Sunday, August 2, 2009

No Need to Generalize

At lunch at a fast food Mexican restaurant called "El Pollo Loco" here in Los Angeles, and I sat eating my flame-grilled chicken. With a view of the counter, I watched the customers enter and order. An extremely tall woman with long, straight Cher-like hair and with a sturdy bone structure that proved the woolly mammoth isn't really extinct but merely evolved stood in front of the cashier. Behind her were two men, and one was wearing a cap with a truck on the front of it with a ponytail that was poking through the opening in the back, and the other was wearing a Nascar cap. Both had on navy work pants and dirty white T-shirts. Rubbing his belly and then adjusting the ponytail, the chubbier one said, "I ain't never seen a woman taller than me." In a voice deeper than mine and my mom's, the woman turned around and said, "You haven't?" Noticing the woman's massive hands and canoe-sized feet that were covered in shoes that had to have been special ordered, I didn't have the heart to tell the fellow that he still had never seen a woman taller than him. "And she's beautiful, too," the shorter man with a few missing teeth stated. Just as I was preparing to swallow a bite of my chicken breast that I'd dipped in the creamy cilantro dressing, the chubbier one said to the shorter one, "Jesse, she could kick your ass, too, if you messed with her." I nearly choked on my food, as I laughed out loud. Following a Cher hair flip, the woman turned around to face the two men and said, "I've been known to do that before." The shorter man replied, "Take him down first. He's got a big-ass mouth." Smiling, the woman leaned her head to the side, giving me a better view of her Adam's apple. She then grabbed her to go order from the hands of the young employee and said to the men on her way toward the door, "Could one of you men open the door for the lady?" The chubbier one nearly pushed the shorter one out of the way in order to do the honors. "Have a good one, Sexy," he said.
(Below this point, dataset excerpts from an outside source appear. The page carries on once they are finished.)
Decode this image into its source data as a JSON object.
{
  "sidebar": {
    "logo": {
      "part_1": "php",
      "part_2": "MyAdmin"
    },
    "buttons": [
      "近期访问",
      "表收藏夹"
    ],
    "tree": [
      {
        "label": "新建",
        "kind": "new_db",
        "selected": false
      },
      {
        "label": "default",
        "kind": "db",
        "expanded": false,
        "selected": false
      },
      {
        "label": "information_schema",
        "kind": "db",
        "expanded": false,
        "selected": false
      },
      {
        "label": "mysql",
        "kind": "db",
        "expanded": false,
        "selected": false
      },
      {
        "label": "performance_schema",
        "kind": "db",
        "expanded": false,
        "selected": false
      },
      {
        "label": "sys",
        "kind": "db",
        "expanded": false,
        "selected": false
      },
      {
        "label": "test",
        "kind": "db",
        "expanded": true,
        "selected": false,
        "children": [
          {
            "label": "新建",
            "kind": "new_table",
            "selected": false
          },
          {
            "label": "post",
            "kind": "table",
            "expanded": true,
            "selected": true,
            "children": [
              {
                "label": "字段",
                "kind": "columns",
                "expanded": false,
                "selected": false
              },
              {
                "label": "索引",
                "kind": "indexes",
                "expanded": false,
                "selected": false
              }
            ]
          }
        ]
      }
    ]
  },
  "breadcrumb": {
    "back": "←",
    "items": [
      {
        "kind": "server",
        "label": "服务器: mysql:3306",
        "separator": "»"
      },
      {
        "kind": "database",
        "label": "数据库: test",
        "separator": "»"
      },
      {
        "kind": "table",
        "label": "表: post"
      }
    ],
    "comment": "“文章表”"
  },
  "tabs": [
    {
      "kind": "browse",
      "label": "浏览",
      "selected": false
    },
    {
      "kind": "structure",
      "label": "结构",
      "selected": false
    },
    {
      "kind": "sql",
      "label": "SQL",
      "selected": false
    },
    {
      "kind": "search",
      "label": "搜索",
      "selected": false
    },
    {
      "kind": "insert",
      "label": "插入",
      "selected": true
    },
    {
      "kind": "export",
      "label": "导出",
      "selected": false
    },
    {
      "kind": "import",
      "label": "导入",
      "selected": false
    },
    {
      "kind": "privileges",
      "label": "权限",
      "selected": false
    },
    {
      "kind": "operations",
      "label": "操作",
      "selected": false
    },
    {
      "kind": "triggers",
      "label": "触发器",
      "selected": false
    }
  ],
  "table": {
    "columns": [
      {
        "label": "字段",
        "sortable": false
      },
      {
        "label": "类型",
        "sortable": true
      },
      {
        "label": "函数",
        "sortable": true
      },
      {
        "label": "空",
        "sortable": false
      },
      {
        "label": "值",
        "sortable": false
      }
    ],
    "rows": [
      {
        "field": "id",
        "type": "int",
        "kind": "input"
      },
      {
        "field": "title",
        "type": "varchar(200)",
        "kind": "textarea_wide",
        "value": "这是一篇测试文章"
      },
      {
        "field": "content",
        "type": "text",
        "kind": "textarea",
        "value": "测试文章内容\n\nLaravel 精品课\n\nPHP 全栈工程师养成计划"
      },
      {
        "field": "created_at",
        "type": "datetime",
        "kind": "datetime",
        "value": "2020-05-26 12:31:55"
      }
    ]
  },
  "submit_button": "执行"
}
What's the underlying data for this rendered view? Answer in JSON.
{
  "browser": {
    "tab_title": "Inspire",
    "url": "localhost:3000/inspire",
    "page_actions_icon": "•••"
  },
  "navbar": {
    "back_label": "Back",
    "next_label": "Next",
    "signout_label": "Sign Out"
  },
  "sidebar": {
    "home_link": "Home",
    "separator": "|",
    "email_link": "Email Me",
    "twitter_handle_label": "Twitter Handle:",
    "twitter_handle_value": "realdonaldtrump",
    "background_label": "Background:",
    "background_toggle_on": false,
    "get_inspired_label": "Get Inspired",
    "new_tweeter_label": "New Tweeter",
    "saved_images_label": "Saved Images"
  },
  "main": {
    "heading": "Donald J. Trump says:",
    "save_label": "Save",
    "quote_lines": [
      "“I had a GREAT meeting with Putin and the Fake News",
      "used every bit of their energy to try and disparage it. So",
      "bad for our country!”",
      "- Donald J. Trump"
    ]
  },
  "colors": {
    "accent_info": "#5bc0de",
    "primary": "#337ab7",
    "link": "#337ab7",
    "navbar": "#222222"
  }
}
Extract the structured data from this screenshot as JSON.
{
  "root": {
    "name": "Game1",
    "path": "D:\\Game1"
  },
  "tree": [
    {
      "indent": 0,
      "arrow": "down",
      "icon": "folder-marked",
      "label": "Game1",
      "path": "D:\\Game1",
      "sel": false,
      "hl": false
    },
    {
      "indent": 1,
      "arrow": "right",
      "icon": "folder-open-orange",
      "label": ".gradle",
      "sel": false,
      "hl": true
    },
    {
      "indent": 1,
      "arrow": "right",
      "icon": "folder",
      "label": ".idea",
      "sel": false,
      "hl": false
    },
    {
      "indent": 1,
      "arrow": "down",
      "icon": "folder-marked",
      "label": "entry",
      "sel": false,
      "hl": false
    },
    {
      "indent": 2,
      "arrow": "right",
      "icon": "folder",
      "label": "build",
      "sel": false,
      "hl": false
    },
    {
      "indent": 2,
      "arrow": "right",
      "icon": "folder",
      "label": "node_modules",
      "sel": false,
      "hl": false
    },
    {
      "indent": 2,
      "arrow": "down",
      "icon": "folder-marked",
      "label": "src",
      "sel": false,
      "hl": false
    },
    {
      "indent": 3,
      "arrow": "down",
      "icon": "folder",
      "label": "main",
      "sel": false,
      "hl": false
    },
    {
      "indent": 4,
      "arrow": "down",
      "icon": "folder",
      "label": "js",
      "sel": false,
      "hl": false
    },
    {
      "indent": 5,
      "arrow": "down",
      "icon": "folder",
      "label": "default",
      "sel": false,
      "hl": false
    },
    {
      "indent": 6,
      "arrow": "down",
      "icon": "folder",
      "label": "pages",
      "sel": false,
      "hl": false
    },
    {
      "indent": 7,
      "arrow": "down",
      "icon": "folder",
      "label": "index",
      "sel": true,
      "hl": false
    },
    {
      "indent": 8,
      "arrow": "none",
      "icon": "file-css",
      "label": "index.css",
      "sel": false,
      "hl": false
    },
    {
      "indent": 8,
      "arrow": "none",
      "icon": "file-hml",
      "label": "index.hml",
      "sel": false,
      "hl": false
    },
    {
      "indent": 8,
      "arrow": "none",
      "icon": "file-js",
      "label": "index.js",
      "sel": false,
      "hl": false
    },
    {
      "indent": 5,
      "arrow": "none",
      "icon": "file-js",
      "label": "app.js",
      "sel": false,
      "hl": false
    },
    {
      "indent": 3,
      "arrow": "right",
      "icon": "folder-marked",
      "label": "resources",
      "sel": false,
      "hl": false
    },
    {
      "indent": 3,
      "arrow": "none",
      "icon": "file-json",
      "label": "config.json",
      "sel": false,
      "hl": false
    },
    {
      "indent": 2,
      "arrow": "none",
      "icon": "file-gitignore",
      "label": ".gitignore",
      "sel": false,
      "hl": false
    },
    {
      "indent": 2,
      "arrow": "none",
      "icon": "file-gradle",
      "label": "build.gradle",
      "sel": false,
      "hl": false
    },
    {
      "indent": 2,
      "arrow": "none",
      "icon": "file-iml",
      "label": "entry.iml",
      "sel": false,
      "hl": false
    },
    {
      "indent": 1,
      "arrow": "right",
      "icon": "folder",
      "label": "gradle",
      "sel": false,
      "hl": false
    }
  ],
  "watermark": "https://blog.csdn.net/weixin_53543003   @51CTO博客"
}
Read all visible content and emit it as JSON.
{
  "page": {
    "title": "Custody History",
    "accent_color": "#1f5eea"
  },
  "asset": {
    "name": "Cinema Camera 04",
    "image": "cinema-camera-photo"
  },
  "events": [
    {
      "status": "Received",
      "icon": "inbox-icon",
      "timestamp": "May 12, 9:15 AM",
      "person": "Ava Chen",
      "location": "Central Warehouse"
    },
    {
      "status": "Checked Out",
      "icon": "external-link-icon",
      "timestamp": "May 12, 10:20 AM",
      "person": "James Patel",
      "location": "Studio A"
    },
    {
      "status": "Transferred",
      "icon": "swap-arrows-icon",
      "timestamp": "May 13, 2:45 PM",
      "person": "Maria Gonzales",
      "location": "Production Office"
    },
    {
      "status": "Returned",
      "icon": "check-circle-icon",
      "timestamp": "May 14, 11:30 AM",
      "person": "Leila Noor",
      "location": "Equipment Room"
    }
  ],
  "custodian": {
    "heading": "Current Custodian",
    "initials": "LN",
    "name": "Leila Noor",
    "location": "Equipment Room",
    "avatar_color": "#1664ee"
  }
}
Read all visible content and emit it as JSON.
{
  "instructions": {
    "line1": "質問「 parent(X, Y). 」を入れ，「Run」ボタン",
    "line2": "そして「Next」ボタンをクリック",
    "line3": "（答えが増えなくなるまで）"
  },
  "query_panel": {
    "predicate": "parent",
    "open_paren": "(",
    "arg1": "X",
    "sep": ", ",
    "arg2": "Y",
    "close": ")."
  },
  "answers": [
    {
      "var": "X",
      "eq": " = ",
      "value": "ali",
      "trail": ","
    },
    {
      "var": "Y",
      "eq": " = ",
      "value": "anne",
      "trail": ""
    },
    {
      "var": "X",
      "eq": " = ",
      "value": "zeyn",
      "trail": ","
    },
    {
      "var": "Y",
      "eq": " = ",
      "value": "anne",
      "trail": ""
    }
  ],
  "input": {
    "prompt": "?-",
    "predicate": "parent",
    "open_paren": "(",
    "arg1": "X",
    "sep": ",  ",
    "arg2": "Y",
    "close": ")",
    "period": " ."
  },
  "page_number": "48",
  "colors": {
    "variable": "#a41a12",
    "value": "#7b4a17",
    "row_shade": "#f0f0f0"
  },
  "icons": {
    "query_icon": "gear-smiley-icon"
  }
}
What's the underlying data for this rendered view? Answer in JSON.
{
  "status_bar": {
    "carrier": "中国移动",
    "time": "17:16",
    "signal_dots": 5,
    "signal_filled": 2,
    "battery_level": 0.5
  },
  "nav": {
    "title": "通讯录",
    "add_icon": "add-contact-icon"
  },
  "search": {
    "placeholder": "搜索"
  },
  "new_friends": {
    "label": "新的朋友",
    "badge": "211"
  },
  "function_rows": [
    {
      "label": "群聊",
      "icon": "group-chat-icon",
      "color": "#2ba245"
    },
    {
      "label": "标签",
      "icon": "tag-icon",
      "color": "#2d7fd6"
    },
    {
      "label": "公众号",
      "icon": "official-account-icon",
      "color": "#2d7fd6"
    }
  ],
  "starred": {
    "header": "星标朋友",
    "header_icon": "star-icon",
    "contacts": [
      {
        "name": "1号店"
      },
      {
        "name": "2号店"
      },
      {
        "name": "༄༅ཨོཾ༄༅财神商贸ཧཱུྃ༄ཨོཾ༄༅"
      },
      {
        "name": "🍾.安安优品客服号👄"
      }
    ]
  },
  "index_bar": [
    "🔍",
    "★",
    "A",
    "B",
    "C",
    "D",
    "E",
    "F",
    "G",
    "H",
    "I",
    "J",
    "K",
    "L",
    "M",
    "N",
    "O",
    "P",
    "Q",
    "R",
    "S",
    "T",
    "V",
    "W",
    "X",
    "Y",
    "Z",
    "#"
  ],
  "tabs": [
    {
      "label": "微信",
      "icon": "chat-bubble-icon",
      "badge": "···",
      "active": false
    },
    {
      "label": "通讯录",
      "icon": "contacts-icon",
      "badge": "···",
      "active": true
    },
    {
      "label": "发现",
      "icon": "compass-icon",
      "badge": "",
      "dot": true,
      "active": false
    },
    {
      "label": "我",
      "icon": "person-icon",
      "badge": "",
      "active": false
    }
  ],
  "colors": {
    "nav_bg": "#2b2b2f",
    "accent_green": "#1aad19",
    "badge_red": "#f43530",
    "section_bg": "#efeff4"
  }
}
Over the past few weeks, I've met a few jaded folks, ones whose dreams haven't turned out as they had planned. I usually ignore their negative views, for I have great compassion for them, understanding how frustrating it is to constantly be told "no." Sometimes, though, one can't remain silent. Following an introduction from the trainer at the local gym, I conversed with a fellow writer in the lobby. "I'm from Oklahoma City. So where are you from?" he asked. I said, "The South. Mountains of North Carolina, rural Georgia, and Atlanta." He smiled and nodded. "Well, L.A. is a lot like Atlanta." I smiled and said, "Yeah, it's a big city, and there are a lot of talented people here." "I wasn't really talking about that," he said, adding, "I haven't really spent any time in Atlanta, but I think the people are nice to your face there but not so nice when you turn around. That's the way L.A. is, too." I paused for a few seconds, and then I said. "Hmm. I've met a lot of very nice, honest, and wonderful people here. And I left a lot of very nice, honest, and wonderful people back in Atlanta." He forced a smile, and then said, "Sorry. And I do know some good people here. "And you've just met a good person from Atlanta," I said. "Have a good rest of the day. I'll see you around."

From the dress and dialogue of the ogling men, I would have never placed them in Los Angeles. In the Northwest? Never. In the Northeast? Never. In the Midwest? Maybe. In the Southwest? Maybe. In the South? For sure! Like the guy from the gym, I, too, am guilty at times of putting the masses in labeled boxes. However, when he slammed "my people" in the South, I became well aware that there is no need to generalize. I had to make him aware of that, too, but I did it in a sweet and Southern way.